La Débâcle – 471

Et ce découragement, que Maurice raisonnait en garçon intelligent et instruit, il grandissait, il pesait peu à peu sur toutes les troupes, immobilisées sans raison, dévorées par l’attente. Obscurément, le doute, le pressentiment de la situation vraie faisaient leur travail, dans ces cervelles épaisses ; et il n’était plus un homme, si borné fût-il, qui n’éprouvât le malaise d’être mal conduit, attardé à tort, poussé au hasard dans la plus désastreuse des aventures. Qu’est-ce qu’on fichait là, bon Dieu ! puisque les Prussiens ne venaient pas ? Ou se battre tout de suite, ou s’en aller quelque part dormir tranquille. Ils en avaient assez.
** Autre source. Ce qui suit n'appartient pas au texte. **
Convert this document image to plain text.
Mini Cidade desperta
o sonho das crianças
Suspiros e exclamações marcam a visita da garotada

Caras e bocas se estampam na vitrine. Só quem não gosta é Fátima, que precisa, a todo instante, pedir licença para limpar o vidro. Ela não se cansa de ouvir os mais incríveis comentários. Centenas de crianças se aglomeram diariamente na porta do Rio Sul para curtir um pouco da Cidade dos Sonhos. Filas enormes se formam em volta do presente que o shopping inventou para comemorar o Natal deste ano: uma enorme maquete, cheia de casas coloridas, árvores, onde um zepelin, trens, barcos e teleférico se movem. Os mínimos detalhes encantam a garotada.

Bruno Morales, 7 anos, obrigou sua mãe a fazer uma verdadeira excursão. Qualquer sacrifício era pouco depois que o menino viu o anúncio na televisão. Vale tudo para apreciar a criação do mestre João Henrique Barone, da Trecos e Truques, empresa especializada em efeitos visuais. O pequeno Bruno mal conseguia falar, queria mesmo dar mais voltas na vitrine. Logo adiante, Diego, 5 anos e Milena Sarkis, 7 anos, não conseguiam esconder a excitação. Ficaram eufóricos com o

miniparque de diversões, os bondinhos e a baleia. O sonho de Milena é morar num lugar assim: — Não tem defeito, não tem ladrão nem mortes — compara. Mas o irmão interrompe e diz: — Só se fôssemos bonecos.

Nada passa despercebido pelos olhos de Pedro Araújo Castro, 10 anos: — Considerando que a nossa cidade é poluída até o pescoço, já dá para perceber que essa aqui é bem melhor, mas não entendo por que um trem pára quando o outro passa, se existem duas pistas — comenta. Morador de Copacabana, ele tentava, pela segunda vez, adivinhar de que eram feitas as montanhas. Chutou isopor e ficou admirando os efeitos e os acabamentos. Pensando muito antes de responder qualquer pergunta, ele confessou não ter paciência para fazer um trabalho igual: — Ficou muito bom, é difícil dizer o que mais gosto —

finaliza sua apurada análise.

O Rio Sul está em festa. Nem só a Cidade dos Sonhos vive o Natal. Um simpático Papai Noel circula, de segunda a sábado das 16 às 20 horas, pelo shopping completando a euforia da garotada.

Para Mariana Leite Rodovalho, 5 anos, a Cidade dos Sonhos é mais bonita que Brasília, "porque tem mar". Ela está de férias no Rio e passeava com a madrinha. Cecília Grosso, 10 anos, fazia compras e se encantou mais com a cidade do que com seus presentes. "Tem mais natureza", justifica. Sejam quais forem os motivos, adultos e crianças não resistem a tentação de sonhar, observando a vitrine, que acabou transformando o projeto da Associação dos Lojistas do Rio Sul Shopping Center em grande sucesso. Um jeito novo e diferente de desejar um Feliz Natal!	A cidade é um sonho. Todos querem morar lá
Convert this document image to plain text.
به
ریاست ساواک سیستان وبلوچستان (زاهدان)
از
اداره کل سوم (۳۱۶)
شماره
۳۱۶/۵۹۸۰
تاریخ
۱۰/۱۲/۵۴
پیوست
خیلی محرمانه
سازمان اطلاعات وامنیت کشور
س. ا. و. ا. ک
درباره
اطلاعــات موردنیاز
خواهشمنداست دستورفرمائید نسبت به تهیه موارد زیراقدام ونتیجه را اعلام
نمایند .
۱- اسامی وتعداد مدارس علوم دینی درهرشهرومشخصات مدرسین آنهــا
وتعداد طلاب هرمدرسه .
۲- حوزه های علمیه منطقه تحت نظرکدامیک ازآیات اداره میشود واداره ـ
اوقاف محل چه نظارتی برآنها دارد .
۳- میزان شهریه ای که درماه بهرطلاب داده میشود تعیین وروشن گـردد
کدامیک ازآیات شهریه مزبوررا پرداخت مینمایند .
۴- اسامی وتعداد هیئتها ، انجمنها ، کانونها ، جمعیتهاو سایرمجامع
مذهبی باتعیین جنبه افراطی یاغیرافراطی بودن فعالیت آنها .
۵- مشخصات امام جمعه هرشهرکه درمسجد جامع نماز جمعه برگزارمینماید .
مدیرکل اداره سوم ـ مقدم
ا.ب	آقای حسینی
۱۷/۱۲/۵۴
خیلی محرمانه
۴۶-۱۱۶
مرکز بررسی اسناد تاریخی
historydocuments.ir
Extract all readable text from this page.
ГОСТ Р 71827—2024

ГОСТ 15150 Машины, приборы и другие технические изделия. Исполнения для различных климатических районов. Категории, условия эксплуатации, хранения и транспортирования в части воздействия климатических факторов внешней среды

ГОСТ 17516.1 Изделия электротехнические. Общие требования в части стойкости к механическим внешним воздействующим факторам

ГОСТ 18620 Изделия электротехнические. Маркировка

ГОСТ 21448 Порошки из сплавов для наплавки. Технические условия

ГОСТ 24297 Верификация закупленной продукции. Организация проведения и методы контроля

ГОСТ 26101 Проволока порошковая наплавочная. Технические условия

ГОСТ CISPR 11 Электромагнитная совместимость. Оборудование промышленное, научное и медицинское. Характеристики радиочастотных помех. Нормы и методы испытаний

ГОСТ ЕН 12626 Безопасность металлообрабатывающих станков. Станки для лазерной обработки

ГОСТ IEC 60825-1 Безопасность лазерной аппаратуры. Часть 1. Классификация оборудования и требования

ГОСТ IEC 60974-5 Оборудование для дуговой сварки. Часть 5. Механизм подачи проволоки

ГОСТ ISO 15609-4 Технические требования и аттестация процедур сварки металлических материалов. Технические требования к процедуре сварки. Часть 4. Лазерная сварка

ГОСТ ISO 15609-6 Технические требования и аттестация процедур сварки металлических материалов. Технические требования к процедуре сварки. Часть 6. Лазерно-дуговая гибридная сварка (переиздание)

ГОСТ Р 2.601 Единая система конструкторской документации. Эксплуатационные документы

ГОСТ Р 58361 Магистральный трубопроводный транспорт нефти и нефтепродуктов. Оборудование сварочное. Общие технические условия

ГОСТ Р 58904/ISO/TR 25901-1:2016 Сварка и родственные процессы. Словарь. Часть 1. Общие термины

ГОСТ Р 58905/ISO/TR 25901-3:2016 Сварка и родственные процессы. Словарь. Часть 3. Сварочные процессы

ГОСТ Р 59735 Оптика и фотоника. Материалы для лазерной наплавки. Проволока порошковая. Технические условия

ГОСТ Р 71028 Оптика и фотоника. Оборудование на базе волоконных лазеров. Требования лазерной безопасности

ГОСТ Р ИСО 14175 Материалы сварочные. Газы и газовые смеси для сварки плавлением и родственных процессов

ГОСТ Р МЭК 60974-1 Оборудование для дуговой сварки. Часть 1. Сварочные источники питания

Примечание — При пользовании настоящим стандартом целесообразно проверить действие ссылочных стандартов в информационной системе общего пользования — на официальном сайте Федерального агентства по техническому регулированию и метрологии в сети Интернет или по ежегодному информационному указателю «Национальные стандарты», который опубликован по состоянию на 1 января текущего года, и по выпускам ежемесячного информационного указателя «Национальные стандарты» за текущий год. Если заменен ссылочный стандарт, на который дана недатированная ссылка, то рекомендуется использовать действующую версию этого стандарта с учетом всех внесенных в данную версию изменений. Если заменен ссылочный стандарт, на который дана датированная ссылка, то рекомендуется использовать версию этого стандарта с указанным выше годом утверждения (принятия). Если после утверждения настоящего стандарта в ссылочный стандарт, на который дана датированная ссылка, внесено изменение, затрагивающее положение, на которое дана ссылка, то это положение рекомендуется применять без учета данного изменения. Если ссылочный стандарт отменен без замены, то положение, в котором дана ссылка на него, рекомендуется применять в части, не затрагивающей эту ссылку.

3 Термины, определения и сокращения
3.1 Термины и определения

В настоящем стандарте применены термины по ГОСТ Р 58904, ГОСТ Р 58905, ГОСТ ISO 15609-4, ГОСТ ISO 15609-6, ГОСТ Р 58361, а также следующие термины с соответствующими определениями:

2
Depuis que le dernier aide de camp était parti pour rapporter des ordres, l’anxiété croissait ainsi de minute en minute, des groupes s’étaientformés, parlant haut, discutant. Les officiers, gagnés par cette agitation, ne savaient que répondre aux soldats qui osaient les interroger. Aussi, à cinq heures, lorsque le bruit se répandit que l’aide de camp était de retour et qu’on allait se replier, y eut-il un allègement dans toutes les poitrines, un soupir de profonde joie.